Since the end of 2007, 1.4 million waiter and bartender jobs have been added to the national economy, while 1.4 million manufacturing jobs have been lost.
This is just another example of how digging past the surface level economic indicators like the low unemployment rate and high stock market levels unearths a completely different economic picture.
Manufacturing, which comprises 12.1 percent of gross domestic product and provides millions of good jobs, appears to be in a recession. Key indicators like the Empire State manufacturing index and ISM index are at lows that collectively point to the worst manufacturing climate since March 2009. Recent job reports show monthly shedding of tens of thousands of manufacturing jobs lost and a significant decline in the average length of the workweek.
The $150 billion aluminum industry, which supports 670,000 jobs in the U.S., is also at lows not seen since the Great Recession. The industrial company Caterpillar, considered a bellweather for industrial performance, has just posted its 35th straight month of sales decline, even longer than during the Great Recession.

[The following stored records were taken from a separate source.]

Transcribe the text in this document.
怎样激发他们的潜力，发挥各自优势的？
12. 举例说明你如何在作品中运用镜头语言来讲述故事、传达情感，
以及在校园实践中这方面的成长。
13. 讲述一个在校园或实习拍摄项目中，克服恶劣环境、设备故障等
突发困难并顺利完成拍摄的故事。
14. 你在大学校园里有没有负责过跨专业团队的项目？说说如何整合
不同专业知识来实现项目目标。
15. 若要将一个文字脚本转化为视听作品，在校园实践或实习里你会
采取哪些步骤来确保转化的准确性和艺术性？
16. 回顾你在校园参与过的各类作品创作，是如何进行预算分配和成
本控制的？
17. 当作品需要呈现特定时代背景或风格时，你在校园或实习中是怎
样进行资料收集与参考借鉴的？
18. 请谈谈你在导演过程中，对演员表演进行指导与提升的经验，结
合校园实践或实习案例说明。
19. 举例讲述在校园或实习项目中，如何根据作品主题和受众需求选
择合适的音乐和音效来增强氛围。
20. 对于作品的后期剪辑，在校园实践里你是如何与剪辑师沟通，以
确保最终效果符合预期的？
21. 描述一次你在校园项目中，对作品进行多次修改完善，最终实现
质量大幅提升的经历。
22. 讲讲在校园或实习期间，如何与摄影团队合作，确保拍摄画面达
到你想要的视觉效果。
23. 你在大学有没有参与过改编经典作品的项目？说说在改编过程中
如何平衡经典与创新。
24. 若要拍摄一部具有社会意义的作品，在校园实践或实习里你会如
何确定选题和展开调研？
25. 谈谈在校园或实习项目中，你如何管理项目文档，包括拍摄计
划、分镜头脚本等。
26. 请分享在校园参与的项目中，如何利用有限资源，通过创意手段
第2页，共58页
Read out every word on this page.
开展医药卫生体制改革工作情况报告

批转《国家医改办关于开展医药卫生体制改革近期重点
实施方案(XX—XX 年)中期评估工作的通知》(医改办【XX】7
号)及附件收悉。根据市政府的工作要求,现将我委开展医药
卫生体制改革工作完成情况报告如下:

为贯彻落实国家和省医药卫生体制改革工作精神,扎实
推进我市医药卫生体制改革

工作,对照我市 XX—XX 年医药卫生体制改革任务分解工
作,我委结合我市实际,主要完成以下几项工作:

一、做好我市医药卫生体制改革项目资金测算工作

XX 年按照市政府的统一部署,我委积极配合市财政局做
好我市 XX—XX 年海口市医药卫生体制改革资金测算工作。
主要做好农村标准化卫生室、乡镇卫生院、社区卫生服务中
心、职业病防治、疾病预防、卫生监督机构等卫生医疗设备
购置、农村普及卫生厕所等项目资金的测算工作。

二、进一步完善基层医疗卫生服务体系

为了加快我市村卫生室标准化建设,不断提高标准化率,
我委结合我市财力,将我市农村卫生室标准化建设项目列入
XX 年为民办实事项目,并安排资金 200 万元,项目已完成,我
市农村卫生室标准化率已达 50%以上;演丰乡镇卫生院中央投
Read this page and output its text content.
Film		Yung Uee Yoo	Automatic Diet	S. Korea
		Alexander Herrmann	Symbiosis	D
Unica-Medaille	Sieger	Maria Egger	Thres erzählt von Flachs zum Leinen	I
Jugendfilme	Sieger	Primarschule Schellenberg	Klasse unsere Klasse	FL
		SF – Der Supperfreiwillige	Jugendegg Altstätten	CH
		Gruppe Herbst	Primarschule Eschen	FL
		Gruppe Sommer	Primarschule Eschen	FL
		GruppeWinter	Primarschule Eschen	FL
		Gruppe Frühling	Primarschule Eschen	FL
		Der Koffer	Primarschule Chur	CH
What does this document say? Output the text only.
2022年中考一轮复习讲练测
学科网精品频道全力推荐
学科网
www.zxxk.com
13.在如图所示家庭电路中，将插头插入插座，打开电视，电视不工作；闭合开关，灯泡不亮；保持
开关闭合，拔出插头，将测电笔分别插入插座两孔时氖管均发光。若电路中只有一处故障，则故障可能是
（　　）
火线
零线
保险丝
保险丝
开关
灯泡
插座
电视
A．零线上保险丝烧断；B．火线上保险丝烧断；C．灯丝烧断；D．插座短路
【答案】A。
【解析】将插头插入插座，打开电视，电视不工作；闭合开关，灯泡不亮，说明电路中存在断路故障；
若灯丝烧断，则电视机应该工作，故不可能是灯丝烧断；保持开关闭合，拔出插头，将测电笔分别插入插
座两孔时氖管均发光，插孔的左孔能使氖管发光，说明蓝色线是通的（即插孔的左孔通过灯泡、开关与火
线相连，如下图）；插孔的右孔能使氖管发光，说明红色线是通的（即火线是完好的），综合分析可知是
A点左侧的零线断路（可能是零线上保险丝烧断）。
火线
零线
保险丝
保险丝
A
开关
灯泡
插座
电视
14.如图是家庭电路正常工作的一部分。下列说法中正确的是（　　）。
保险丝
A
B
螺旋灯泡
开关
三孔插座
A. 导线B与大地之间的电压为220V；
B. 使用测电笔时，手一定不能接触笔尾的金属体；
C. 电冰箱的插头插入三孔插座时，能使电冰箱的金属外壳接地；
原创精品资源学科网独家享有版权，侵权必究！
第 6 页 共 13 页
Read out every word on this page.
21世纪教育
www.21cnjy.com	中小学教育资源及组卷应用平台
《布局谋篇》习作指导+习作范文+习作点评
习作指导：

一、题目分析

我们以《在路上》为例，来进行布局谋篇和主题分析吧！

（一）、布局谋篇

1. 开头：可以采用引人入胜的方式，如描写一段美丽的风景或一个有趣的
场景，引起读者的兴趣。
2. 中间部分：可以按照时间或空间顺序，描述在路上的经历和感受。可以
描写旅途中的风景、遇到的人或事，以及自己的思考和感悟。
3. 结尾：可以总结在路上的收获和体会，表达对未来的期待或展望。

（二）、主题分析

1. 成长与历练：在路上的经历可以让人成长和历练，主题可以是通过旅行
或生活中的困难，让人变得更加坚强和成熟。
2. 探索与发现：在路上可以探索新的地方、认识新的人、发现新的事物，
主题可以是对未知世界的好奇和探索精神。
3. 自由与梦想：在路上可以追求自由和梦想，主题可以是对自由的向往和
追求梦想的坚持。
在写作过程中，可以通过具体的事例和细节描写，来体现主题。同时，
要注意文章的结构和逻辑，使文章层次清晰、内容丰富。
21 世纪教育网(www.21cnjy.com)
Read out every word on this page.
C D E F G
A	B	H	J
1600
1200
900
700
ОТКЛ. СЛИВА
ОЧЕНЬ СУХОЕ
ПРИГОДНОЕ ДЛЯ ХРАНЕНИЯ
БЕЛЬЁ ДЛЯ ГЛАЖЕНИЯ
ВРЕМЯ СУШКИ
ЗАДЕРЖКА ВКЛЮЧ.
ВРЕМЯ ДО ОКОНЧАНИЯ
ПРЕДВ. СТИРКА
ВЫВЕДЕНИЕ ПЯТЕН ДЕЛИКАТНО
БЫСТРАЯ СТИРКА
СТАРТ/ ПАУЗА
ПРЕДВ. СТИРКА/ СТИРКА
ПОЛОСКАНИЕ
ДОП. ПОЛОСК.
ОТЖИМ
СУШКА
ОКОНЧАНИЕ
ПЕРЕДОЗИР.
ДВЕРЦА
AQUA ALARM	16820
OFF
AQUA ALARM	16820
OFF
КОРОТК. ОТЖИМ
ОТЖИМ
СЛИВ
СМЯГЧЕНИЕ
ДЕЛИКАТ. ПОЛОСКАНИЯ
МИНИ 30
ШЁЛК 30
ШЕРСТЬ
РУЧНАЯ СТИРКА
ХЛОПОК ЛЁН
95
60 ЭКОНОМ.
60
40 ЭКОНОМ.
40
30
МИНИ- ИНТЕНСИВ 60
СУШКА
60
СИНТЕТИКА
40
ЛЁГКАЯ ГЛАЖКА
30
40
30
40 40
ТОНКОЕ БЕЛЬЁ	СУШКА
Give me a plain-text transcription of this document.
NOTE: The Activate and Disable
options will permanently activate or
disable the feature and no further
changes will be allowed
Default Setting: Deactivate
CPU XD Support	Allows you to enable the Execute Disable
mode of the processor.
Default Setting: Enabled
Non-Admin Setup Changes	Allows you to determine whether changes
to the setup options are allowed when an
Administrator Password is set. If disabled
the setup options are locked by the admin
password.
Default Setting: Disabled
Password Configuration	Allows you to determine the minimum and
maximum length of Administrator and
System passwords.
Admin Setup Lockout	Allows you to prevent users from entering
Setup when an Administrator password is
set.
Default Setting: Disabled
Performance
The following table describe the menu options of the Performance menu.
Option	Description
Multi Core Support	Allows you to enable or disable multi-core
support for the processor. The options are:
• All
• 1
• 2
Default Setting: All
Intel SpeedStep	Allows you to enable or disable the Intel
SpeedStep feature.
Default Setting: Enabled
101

On a recent conference call with investors, Dan Florness, the CEO of Fastenal, an industrial supplies and manufacturing company, said, “The industrial environment is in a recession — I don’t care what anybody says, because nobody knows that market better than we do.”
Part of this manufacturing recession is due to the regulatory and tax burdens that job creators in this sector face. A report by NERA Consulting finds that the regulatory burden on manufacturers has more than doubled over 10 years. And the nation’s 35 percent corporate tax rate, the highest in the industrialized world, hits domestic manufacturers particularly hard because they are being punished for not moving their factories oversees.
When discussing the state of the economy, policymakers should confront the climate that is actually facing job creators and be aware that each regulation and tax they pass negatively affects the hard working taxpayers who depend on manufacturing employment.